CROSS-REFERENCES
CROSS-REFERENCE TO RELATED APPLICATIONS
This application claims the benefit of and priority to U.S. Provisional Patent Applications No. 63/967,576, No. 63/974,083, No. 63/974,099, No. 63/988,460, No. 63/988,475, No. 63/988,480, No. 63/991,254, and No. 63/991,263. All prior provisional applications are incorporated herein by reference in their entireties.
I.FIELD OF THE INVENTION
[0001]The present disclosure relates generally to computational biology, machine learning, and computer architecture. More specifically, it relates to systems and methods for graphical processing unit (GPU) execution control, numerical stability enforcement, and deterministic execution in the simulation of fixed-compartment tumor history and clonal evolution using continuous-time neural ordinary differential equations (ODEs).
II.BACKGROUND OF THE INVENTION
1.Fixed-Compartment Clonal Evolution Models
[0002]Advanced digital twin platforms utilize foundation models, such as Variational Autoencoders (VAEs), to encode patient multi-omics data into structured latent spaces. These latent representations are subsequently processed by hypernetworks to parameterize continuous tumor trajectories via Neural Ordinary Differential Equations (ODEs). In modeling clonal evolution, tumors are represented as a mixture of distinct sub-clonal populations utilizing a fixed-compartment architecture — a fixed set of compartments representing sensitive and various resistant states. The initial state of these compartments is defined by a clonal fraction vector, which must strictly adhere to simplex constraints (all fractions must be non-negative and sum exactly to one).
2.GPU Stability Challenges
[0003]Executing these complex, continuous-time ODE solvers on GPUs introduces severe technical challenges. If the initial clonal fraction vector violates simplex constraints due to upstream neural network approximations or floating-point inaccuracies, the ODE solver can rapidly accumulate numerical errors, resulting in NaN or Infinite values. When these invalid values propagate into the solver's integration logic, they cause catastrophic runtime failures. Specifically, a NaN value propagating to the ODE solver's adaptive step size can result in an undefined cast to integer during memory indexing, triggering a hardware-level CUDA_ERROR_ILLEGAL_ADDRESS exception that corrupts the CUDA context and crashes the serving stack.

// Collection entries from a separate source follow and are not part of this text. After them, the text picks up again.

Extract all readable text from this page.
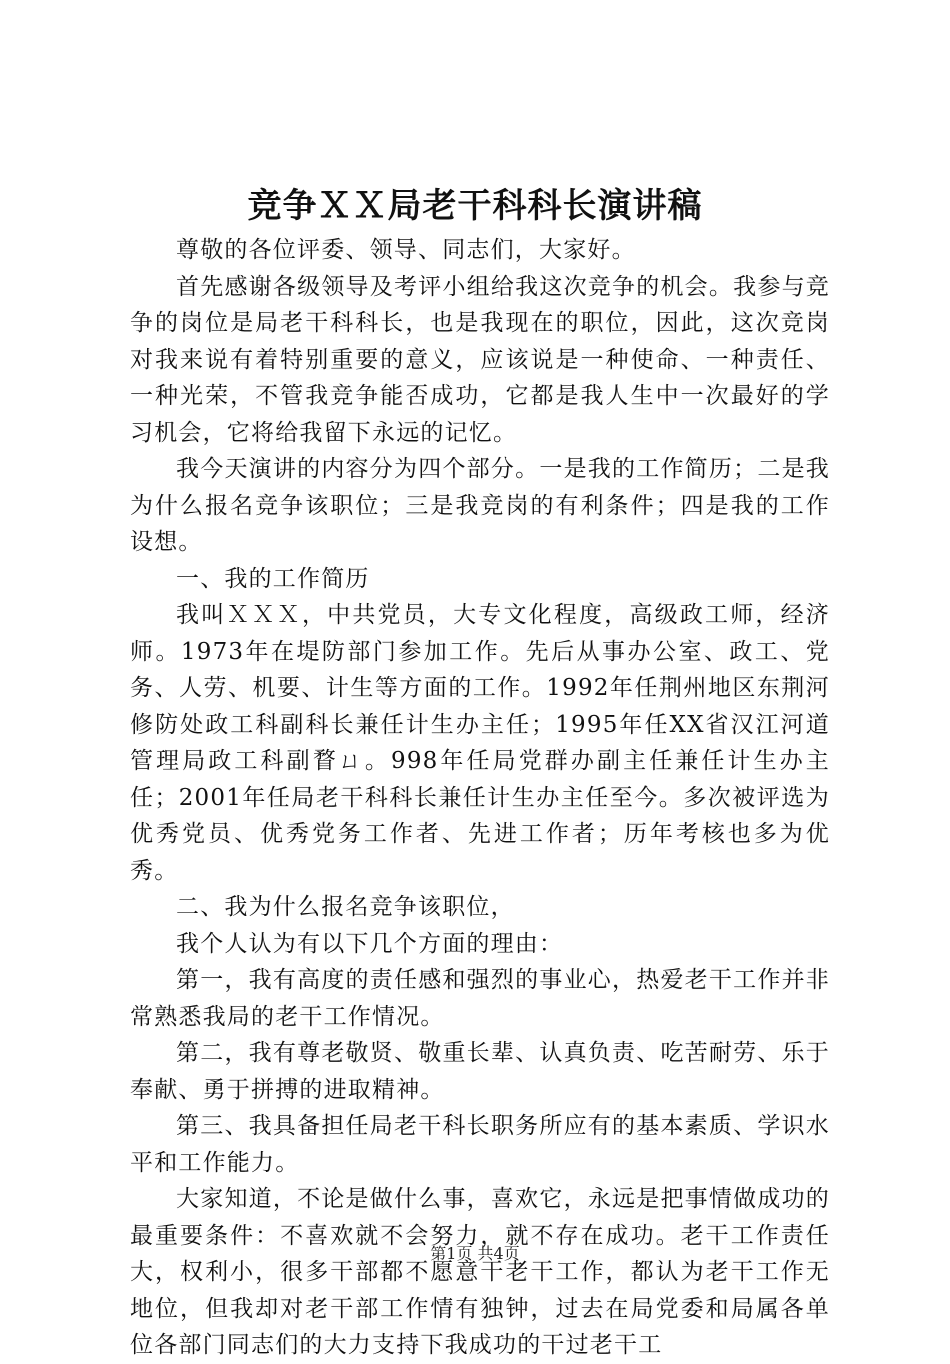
竞争ＸＸ局老干科科长演讲稿

尊敬的各位评委、领导、同志们，大家好。

首先感谢各级领导及考评小组给我这次竞争的机会。我参与竞争的岗位是局老干科科长，也是我现在的职位，因此，这次竞岗对我来说有着特别重要的意义，应该说是一种使命、一种责任、一种光荣，不管我竞争能否成功，它都是我人生中一次最好的学习机会，它将给我留下永远的记忆。

我今天演讲的内容分为四个部分。一是我的工作简历；二是我为什么报名竞争该职位；三是我竞岗的有利条件；四是我的工作设想。

一、我的工作简历

我叫ＸＸＸ，中共党员，大专文化程度，高级政工师，经济师。1973年在堤防部门参加工作。先后从事办公室、政工、党务、人劳、机要、计生等方面的工作。1992年任荆州地区东荆河修防处政工科副科长兼任计生办主任；1995年任XX省汉江河道管理局政工科副瞀ㄩ。998年任局党群办副主任兼任计生办主任；2001年任局老干科科长兼任计生办主任至今。多次被评选为优秀党员、优秀党务工作者、先进工作者；历年考核也多为优秀。

二、我为什么报名竞争该职位，

我个人认为有以下几个方面的理由：

第一，我有高度的责任感和强烈的事业心，热爱老干工作并非常熟悉我局的老干工作情况。

第二，我有尊老敬贤、敬重长辈、认真负责、吃苦耐劳、乐于奉献、勇于拼搏的进取精神。

第三、我具备担任局老干科长职务所应有的基本素质、学识水平和工作能力。

大家知道，不论是做什么事，喜欢它，永远是把事情做成功的最重要条件：不喜欢就不会努力，就不存在成功。老干工作责任大，权利小，很多干部都不愿意干老干工作，都认为老干工作无地位，但我却对老干部工作情有独钟，过去在局党委和局属各单位各部门同志们的大力支持下我成功的干过老干工

第1页 共4页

III.SUMMARY OF THE INVENTION
[0004]The invention provides a privilege-separated resistance sentinel architecture that: (1) intercepts inference requests prior to ODE solver dispatch and enforces strict simplex validation on clonal fraction vectors; (2) implements a Resistance Sentinel that preserves clinically critical minor resistant subclones in the fixed-compartment model by automatically promoting below-threshold resistant clones to a dedicated compartment; (3) enforces deterministic ordering of all sorting operations across computational stages to prevent floating-point non-associativity from causing index misalignment; and (4) provides a non-bypassable GPU interlock that structurally prevents dispatch of simulation batches with invalid initial conditions to the GPU.
[0005]The system maps biologically derived clonal populations (from VAF-based deconvolution) into the fixed 4-slot ODE compartment model using a priority-based assignment strategy: Slot 0 (dominant sensitive), Slot 1 (secondary), Slot 2 (drug-resistant sentinel), and Slot 3 (immune-evasive). The resistance sentinel ensures that even minor resistant clones (as low as 1% allelic fraction) are preserved in the simulation, preventing clinically dangerous underestimation of resistance emergence timing.
IV.CLAIMS
20 claims covering the privilege-separated resistance sentinel architecture, simplex validation interlock, deterministic ordering enforcement, GPU dispatch gating, 4-slot clonal compartment mapping, resistance sentinel promotion strategy, and NaN/Inf propagation prevention in continuous-time neural ODE tumor simulators.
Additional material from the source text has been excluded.